Entonces supe lo que debía hacer. Me acerqué a la pared, alargué la mano y, con un gesto casi natural, la arranqué de su sitio.

El sonido se extinguió como una respiración que se apaga sin dolor. Él se agitó unos momentos más, luego su cuerpo se hundió en una calma profunda. Permanecí un rato mirándolo, y comprendí que aquella quietud era el único regalo posible entre nosotros.
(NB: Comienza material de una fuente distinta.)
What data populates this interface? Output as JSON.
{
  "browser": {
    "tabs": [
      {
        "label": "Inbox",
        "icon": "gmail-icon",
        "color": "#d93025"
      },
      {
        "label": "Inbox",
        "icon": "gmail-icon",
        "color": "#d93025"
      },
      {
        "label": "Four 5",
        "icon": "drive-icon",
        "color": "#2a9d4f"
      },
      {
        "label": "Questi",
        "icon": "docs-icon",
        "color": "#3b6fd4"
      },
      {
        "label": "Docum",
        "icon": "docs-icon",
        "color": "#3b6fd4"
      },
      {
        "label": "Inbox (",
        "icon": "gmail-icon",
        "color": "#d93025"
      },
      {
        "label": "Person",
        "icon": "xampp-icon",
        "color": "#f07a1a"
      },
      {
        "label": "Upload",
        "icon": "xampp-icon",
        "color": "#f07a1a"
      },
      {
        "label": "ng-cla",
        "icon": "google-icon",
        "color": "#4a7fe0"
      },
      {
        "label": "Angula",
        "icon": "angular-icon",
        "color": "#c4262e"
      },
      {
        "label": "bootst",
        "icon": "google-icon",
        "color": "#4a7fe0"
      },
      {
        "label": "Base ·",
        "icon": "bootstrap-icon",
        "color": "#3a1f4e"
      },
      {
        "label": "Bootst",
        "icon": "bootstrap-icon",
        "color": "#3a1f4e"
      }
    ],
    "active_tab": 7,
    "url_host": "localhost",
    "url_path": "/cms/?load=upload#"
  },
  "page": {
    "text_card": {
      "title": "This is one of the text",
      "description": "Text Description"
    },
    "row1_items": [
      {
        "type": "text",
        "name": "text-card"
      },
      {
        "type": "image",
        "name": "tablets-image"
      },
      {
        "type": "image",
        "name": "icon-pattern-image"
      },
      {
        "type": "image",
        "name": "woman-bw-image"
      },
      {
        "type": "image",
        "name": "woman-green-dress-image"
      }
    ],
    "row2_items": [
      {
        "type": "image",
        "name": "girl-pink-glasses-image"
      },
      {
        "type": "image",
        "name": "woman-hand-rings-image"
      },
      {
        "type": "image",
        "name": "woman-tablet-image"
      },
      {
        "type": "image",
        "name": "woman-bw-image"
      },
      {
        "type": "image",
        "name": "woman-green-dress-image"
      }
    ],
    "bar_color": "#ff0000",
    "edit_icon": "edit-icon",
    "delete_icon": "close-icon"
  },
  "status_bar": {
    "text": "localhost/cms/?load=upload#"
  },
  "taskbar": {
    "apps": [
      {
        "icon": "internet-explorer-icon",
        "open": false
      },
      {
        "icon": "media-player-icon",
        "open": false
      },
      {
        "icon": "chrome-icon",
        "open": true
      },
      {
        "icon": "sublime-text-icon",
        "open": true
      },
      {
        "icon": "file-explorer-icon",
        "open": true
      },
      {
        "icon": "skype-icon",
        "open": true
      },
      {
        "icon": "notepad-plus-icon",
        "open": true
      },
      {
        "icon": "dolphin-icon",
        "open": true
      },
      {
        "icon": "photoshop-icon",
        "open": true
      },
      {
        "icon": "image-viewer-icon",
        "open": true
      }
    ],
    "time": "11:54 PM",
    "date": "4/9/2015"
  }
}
Me senté junto a él. Como si fuera una invitación, la Luna fue resbalando por la habitación hasta rozar la pantalla de mi computadora. Sentí que algo se abría dentro de mí: un silencio fértil, luminoso. Tomé asiento y comencé a escribir. Las palabras fluyeron sin esfuerzo, hermosas, exactas, como si hubieran estado esperándome toda la vida. Ya tenía la idea del final de mi nueva novela.

Desde entonces, él duerme. No sé si sueña. La casa sí, sueña conmigo. Y cada habitación respira al compás de mis palabras, y en ese ritmo secreto reconozco algo que antes confundía con amor.  Los niños han preguntado qué pasó con su padre, y yo siempre me pongo el dedo verticalmente sobre la boca y les indico con gestos que se alejen. En algún momento lo olvidarán.  Yo sigo durmiendo a su lado, con la serenidad de quien ha aceptado un misterio. No lo desperté aquella noche, y ya no lo despertaré; ya está en un lugar tan lejano que no podría hacerlo, aunque quisiera.

A veces creo escuchar, muy lejos, el eco tenue de un metal que vibra, y pienso que quizá él no ha muerto en su sueño y que en éste encontró una campana con la que me llama. Pero ya no me levanto. Solo cierro los ojos y dejo que el sonido se confunda con la respiración profunda, pesada de la casa.

Él duerme y yo escribo. Las frases brotan como agua antigua; puras, inevitables, hermosas. Precisas. Como si no fueran sólo mías sino también del silencio que él me heredó.